Report recommends changes to substance abuse treatment system

Changing Minnesota’s substance use disorders treatment system from an acute, episodic model of treatment to a chronic disease model of health care would expand the continuum of care and improve integration with other services, including primary care. This change would also align the state’s model of care for substance abuse treatment with current research-informed practices endorsed by federal officials.

Those are among key findings in a report to the Legislature issued by the DHS Alcohol and Drug Abuse Division. The report, titled Minnesota’s Model of Care for Substance Use Disorder (PDF), reflects the work of a steering committee of statewide stakeholders and constituents that met from September 2012 to February 2013. The group responded to the 2012 Legislature direction to “develop a model of care to improve the effectiveness and efficiency of Minnesota’s current service continuum for chemically dependent individuals.”

The federal Affordable Care Act and Mental Health Parity and Addictions Equity Act provide opportunities for more people to be treated for substance use disorder, the report noted.

Among challenges identified is a lack of timely treatment assessments and authorizations to access treatment, which can deter people from getting timely help. Also, diversity and capacity of the treatment workforce in Minnesota needs to be increased, the report says.
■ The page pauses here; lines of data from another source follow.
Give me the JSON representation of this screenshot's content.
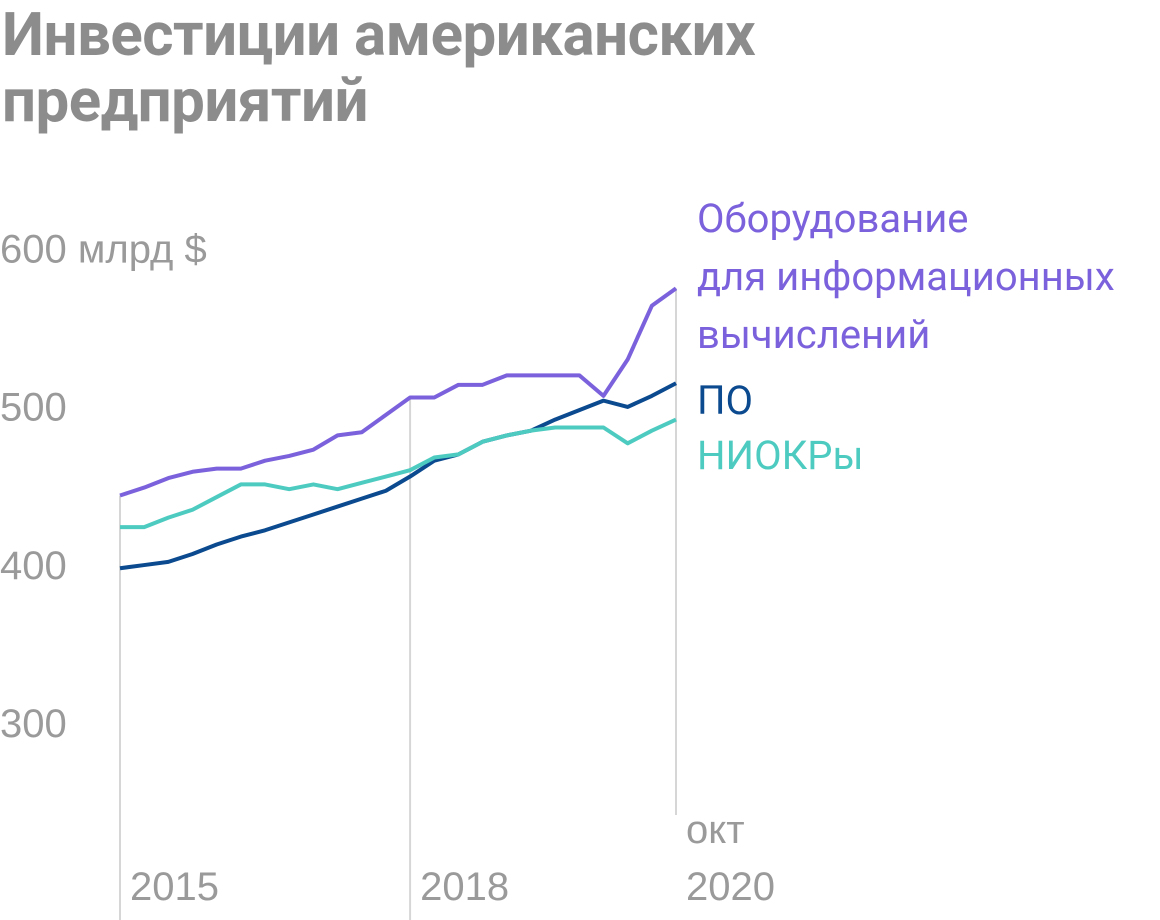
{
  "chart_data": {
    "type": "line",
    "title": "Инвестиции американских предприятий",
    "categories": [
      "2015",
      null,
      null,
      null,
      null,
      null,
      null,
      null,
      null,
      null,
      null,
      null,
      "2018",
      null,
      null,
      null,
      null,
      null,
      null,
      null,
      null,
      null,
      null,
      "2020"
    ],
    "x_annotation": "окт",
    "ylim": [
      187,
      600
    ],
    "yticks": [
      {
        "value": 600,
        "label": "600 млрд $"
      },
      500,
      400,
      300
    ],
    "grid": false,
    "series": [
      {
        "name": "Оборудование\nдля информационных\nвычислений",
        "color": "#7b62dc",
        "values": [
          446,
          451,
          457,
          461,
          463,
          463,
          468,
          471,
          475,
          484,
          486,
          497,
          508,
          508,
          516,
          516,
          522,
          522,
          522,
          522,
          509,
          532,
          566,
          577
        ]
      },
      {
        "name": "ПО",
        "color": "#0b4a8f",
        "values": [
          400,
          402,
          404,
          409,
          415,
          420,
          424,
          429,
          434,
          439,
          444,
          449,
          458,
          468,
          472,
          480,
          484,
          487,
          494,
          500,
          506,
          502,
          509,
          517
        ]
      },
      {
        "name": "НИОКРы",
        "color": "#4ecbc1",
        "values": [
          426,
          426,
          432,
          437,
          445,
          453,
          453,
          450,
          453,
          450,
          454,
          458,
          462,
          470,
          472,
          480,
          484,
          487,
          489,
          489,
          489,
          479,
          487,
          494
        ]
      }
    ]
  }
}
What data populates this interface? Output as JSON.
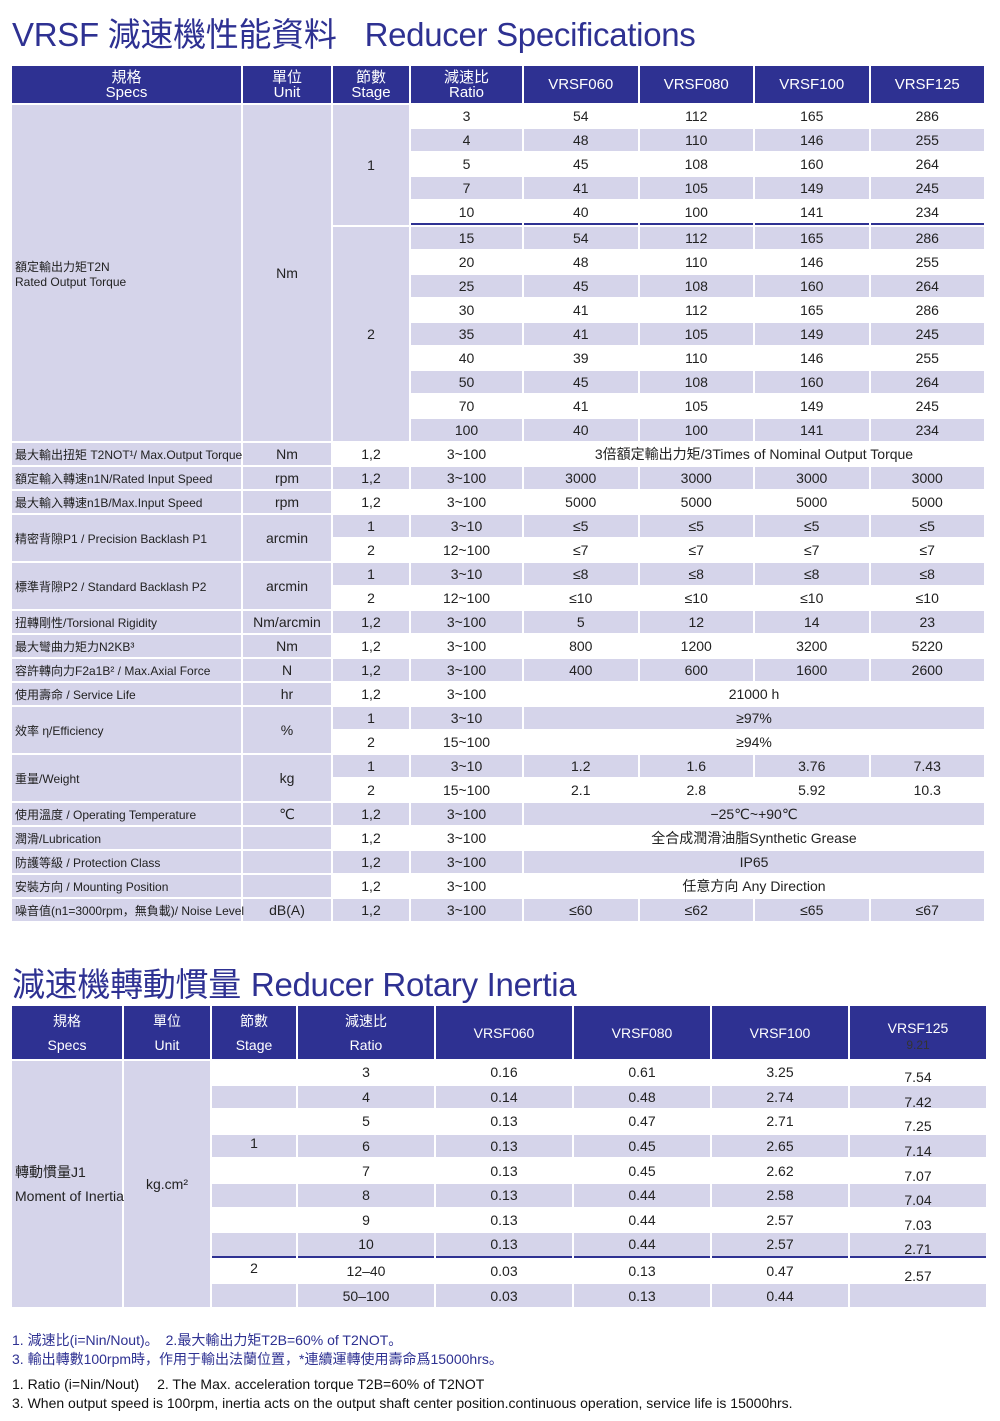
{
  "title1": {
    "cn": "VRSF 減速機性能資料",
    "en": "Reducer Specifications"
  },
  "title2": {
    "cn": "減速機轉動慣量",
    "en": "Reducer Rotary Inertia"
  },
  "colors": {
    "header": "#2e3192",
    "shade": "#d5d4ea",
    "title": "#2e3192"
  },
  "spec_table": {
    "headers": [
      [
        "規格",
        "Specs"
      ],
      [
        "單位",
        "Unit"
      ],
      [
        "節數",
        "Stage"
      ],
      [
        "減速比",
        "Ratio"
      ],
      [
        "VRSF060"
      ],
      [
        "VRSF080"
      ],
      [
        "VRSF100"
      ],
      [
        "VRSF125"
      ]
    ],
    "groups": [
      {
        "spec": [
          "額定輸出力矩T2N",
          "Rated Output Torque"
        ],
        "unit": "Nm",
        "stages": [
          {
            "stage": "1",
            "rows": [
              {
                "ratio": "3",
                "values": [
                  "54",
                  "112",
                  "165",
                  "286"
                ]
              },
              {
                "ratio": "4",
                "values": [
                  "48",
                  "110",
                  "146",
                  "255"
                ]
              },
              {
                "ratio": "5",
                "values": [
                  "45",
                  "108",
                  "160",
                  "264"
                ]
              },
              {
                "ratio": "7",
                "values": [
                  "41",
                  "105",
                  "149",
                  "245"
                ]
              },
              {
                "ratio": "10",
                "values": [
                  "40",
                  "100",
                  "141",
                  "234"
                ]
              }
            ]
          },
          {
            "stage": "2",
            "rows": [
              {
                "ratio": "15",
                "values": [
                  "54",
                  "112",
                  "165",
                  "286"
                ]
              },
              {
                "ratio": "20",
                "values": [
                  "48",
                  "110",
                  "146",
                  "255"
                ]
              },
              {
                "ratio": "25",
                "values": [
                  "45",
                  "108",
                  "160",
                  "264"
                ]
              },
              {
                "ratio": "30",
                "values": [
                  "41",
                  "112",
                  "165",
                  "286"
                ]
              },
              {
                "ratio": "35",
                "values": [
                  "41",
                  "105",
                  "149",
                  "245"
                ]
              },
              {
                "ratio": "40",
                "values": [
                  "39",
                  "110",
                  "146",
                  "255"
                ]
              },
              {
                "ratio": "50",
                "values": [
                  "45",
                  "108",
                  "160",
                  "264"
                ]
              },
              {
                "ratio": "70",
                "values": [
                  "41",
                  "105",
                  "149",
                  "245"
                ]
              },
              {
                "ratio": "100",
                "values": [
                  "40",
                  "100",
                  "141",
                  "234"
                ]
              }
            ]
          }
        ]
      },
      {
        "spec": [
          "最大輸出扭矩 T2NOT¹/ Max.Output Torque"
        ],
        "unit": "Nm",
        "stages": [
          {
            "stage": "1,2",
            "rows": [
              {
                "ratio": "3~100",
                "values": [
                  "3倍額定輸出力矩/3Times of Nominal Output Torque"
                ]
              }
            ]
          }
        ]
      },
      {
        "spec": [
          "額定輸入轉速n1N/Rated Input Speed"
        ],
        "unit": "rpm",
        "stages": [
          {
            "stage": "1,2",
            "rows": [
              {
                "ratio": "3~100",
                "values": [
                  "3000",
                  "3000",
                  "3000",
                  "3000"
                ]
              }
            ]
          }
        ]
      },
      {
        "spec": [
          "最大輸入轉速n1B/Max.Input Speed"
        ],
        "unit": "rpm",
        "stages": [
          {
            "stage": "1,2",
            "rows": [
              {
                "ratio": "3~100",
                "values": [
                  "5000",
                  "5000",
                  "5000",
                  "5000"
                ]
              }
            ]
          }
        ]
      },
      {
        "spec": [
          "精密背隙P1 / Precision Backlash P1"
        ],
        "unit": "arcmin",
        "stages": [
          {
            "stage": "1",
            "rows": [
              {
                "ratio": "3~10",
                "values": [
                  "≤5",
                  "≤5",
                  "≤5",
                  "≤5"
                ]
              }
            ]
          },
          {
            "stage": "2",
            "rows": [
              {
                "ratio": "12~100",
                "values": [
                  "≤7",
                  "≤7",
                  "≤7",
                  "≤7"
                ]
              }
            ]
          }
        ]
      },
      {
        "spec": [
          "標準背隙P2 / Standard Backlash P2"
        ],
        "unit": "arcmin",
        "stages": [
          {
            "stage": "1",
            "rows": [
              {
                "ratio": "3~10",
                "values": [
                  "≤8",
                  "≤8",
                  "≤8",
                  "≤8"
                ]
              }
            ]
          },
          {
            "stage": "2",
            "rows": [
              {
                "ratio": "12~100",
                "values": [
                  "≤10",
                  "≤10",
                  "≤10",
                  "≤10"
                ]
              }
            ]
          }
        ]
      },
      {
        "spec": [
          "扭轉剛性/Torsional Rigidity"
        ],
        "unit": "Nm/arcmin",
        "stages": [
          {
            "stage": "1,2",
            "rows": [
              {
                "ratio": "3~100",
                "values": [
                  "5",
                  "12",
                  "14",
                  "23"
                ]
              }
            ]
          }
        ]
      },
      {
        "spec": [
          "最大彎曲力矩力N2KB³"
        ],
        "unit": "Nm",
        "stages": [
          {
            "stage": "1,2",
            "rows": [
              {
                "ratio": "3~100",
                "values": [
                  "800",
                  "1200",
                  "3200",
                  "5220"
                ]
              }
            ]
          }
        ]
      },
      {
        "spec": [
          "容許轉向力F2a1B² / Max.Axial Force"
        ],
        "unit": "N",
        "stages": [
          {
            "stage": "1,2",
            "rows": [
              {
                "ratio": "3~100",
                "values": [
                  "400",
                  "600",
                  "1600",
                  "2600"
                ]
              }
            ]
          }
        ]
      },
      {
        "spec": [
          "使用壽命 / Service Life"
        ],
        "unit": "hr",
        "stages": [
          {
            "stage": "1,2",
            "rows": [
              {
                "ratio": "3~100",
                "values": [
                  "21000 h"
                ]
              }
            ]
          }
        ]
      },
      {
        "spec": [
          "效率 η/Efficiency"
        ],
        "unit": "%",
        "stages": [
          {
            "stage": "1",
            "rows": [
              {
                "ratio": "3~10",
                "values": [
                  "≥97%"
                ]
              }
            ]
          },
          {
            "stage": "2",
            "rows": [
              {
                "ratio": "15~100",
                "values": [
                  "≥94%"
                ]
              }
            ]
          }
        ]
      },
      {
        "spec": [
          "重量/Weight"
        ],
        "unit": "kg",
        "stages": [
          {
            "stage": "1",
            "rows": [
              {
                "ratio": "3~10",
                "values": [
                  "1.2",
                  "1.6",
                  "3.76",
                  "7.43"
                ]
              }
            ]
          },
          {
            "stage": "2",
            "rows": [
              {
                "ratio": "15~100",
                "values": [
                  "2.1",
                  "2.8",
                  "5.92",
                  "10.3"
                ]
              }
            ]
          }
        ]
      },
      {
        "spec": [
          "使用溫度 / Operating Temperature"
        ],
        "unit": "℃",
        "stages": [
          {
            "stage": "1,2",
            "rows": [
              {
                "ratio": "3~100",
                "values": [
                  "−25℃~+90℃"
                ]
              }
            ]
          }
        ]
      },
      {
        "spec": [
          "潤滑/Lubrication"
        ],
        "unit": "",
        "stages": [
          {
            "stage": "1,2",
            "rows": [
              {
                "ratio": "3~100",
                "values": [
                  "全合成潤滑油脂Synthetic Grease"
                ]
              }
            ]
          }
        ]
      },
      {
        "spec": [
          "防護等級 / Protection Class"
        ],
        "unit": "",
        "stages": [
          {
            "stage": "1,2",
            "rows": [
              {
                "ratio": "3~100",
                "values": [
                  "IP65"
                ]
              }
            ]
          }
        ]
      },
      {
        "spec": [
          "安裝方向 / Mounting Position"
        ],
        "unit": "",
        "stages": [
          {
            "stage": "1,2",
            "rows": [
              {
                "ratio": "3~100",
                "values": [
                  "任意方向 Any Direction"
                ]
              }
            ]
          }
        ]
      },
      {
        "spec": [
          "噪音值(n1=3000rpm，無負載)/ Noise Level"
        ],
        "unit": "dB(A)",
        "stages": [
          {
            "stage": "1,2",
            "rows": [
              {
                "ratio": "3~100",
                "values": [
                  "≤60",
                  "≤62",
                  "≤65",
                  "≤67"
                ]
              }
            ]
          }
        ]
      }
    ]
  },
  "inertia_table": {
    "headers": [
      [
        "規格",
        "Specs"
      ],
      [
        "單位",
        "Unit"
      ],
      [
        "節數",
        "Stage"
      ],
      [
        "減速比",
        "Ratio"
      ],
      [
        "VRSF060"
      ],
      [
        "VRSF080"
      ],
      [
        "VRSF100"
      ],
      [
        "VRSF125",
        "9.21"
      ]
    ],
    "spec": [
      "轉動慣量J1",
      "Moment of Inertia"
    ],
    "unit": "kg.cm²",
    "rows": [
      {
        "stage": "",
        "ratio": "3",
        "values": [
          "0.16",
          "0.61",
          "3.25",
          "7.54"
        ]
      },
      {
        "stage": "",
        "ratio": "4",
        "values": [
          "0.14",
          "0.48",
          "2.74",
          "7.42"
        ]
      },
      {
        "stage": "",
        "ratio": "5",
        "values": [
          "0.13",
          "0.47",
          "2.71",
          "7.25"
        ]
      },
      {
        "stage": "1",
        "ratio": "6",
        "values": [
          "0.13",
          "0.45",
          "2.65",
          "7.14"
        ]
      },
      {
        "stage": "",
        "ratio": "7",
        "values": [
          "0.13",
          "0.45",
          "2.62",
          "7.07"
        ]
      },
      {
        "stage": "",
        "ratio": "8",
        "values": [
          "0.13",
          "0.44",
          "2.58",
          "7.04"
        ]
      },
      {
        "stage": "",
        "ratio": "9",
        "values": [
          "0.13",
          "0.44",
          "2.57",
          "7.03"
        ]
      },
      {
        "stage": "",
        "ratio": "10",
        "values": [
          "0.13",
          "0.44",
          "2.57",
          "2.71"
        ]
      },
      {
        "stage": "2",
        "ratio": "12–40",
        "values": [
          "0.03",
          "0.13",
          "0.47",
          "2.57"
        ]
      },
      {
        "stage": "",
        "ratio": "50–100",
        "values": [
          "0.03",
          "0.13",
          "0.44",
          ""
        ]
      }
    ]
  },
  "notes_cn": [
    "1. 減速比(i=Nin/Nout)。　2.最大輸出力矩T2B=60% of T2NOT。",
    "3. 輸出轉數100rpm時，作用于輸出法蘭位置，*連續運轉使用壽命爲15000hrs。"
  ],
  "notes_en": [
    "1. Ratio (i=Nin/Nout)　 2. The Max. acceleration torque T2B=60% of T2NOT",
    "3. When output speed is 100rpm, inertia acts on the output shaft center position.continuous operation, service life is 15000hrs."
  ]
}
As initial steps toward improving the substance use disorder continuum of care, the report recommends:

  • • Changing current rules requiring providers to discharge or terminate service to instead allow ongoing monitoring and re-intervention to help prevent relapse and encourage resumption of recovery.
  • • Implementing a pilot between DHS and three counties to test a new assessment and access process that will provide improved access to treatment services and follow-up care. Client outcomes will be measured for future policy-making purposes.
  • • Implementing effective strategies to increase the substance use disorder workforce diversity to more accurately reflect all populations served.
  • • Operating a financially sustainable service delivery system that includes new services responsive to the chronic nature of substance use disorder.
  • The recommendations are consistent with recommendations in the Minnesota State Substance Abuse Strategy, issued last fall by DHS in partnership with several other agencies. Among those recommendations are that opportunities for early intervention should be created in primary health care and other settings and that supports for people in recovery should be expanded beyond treatment.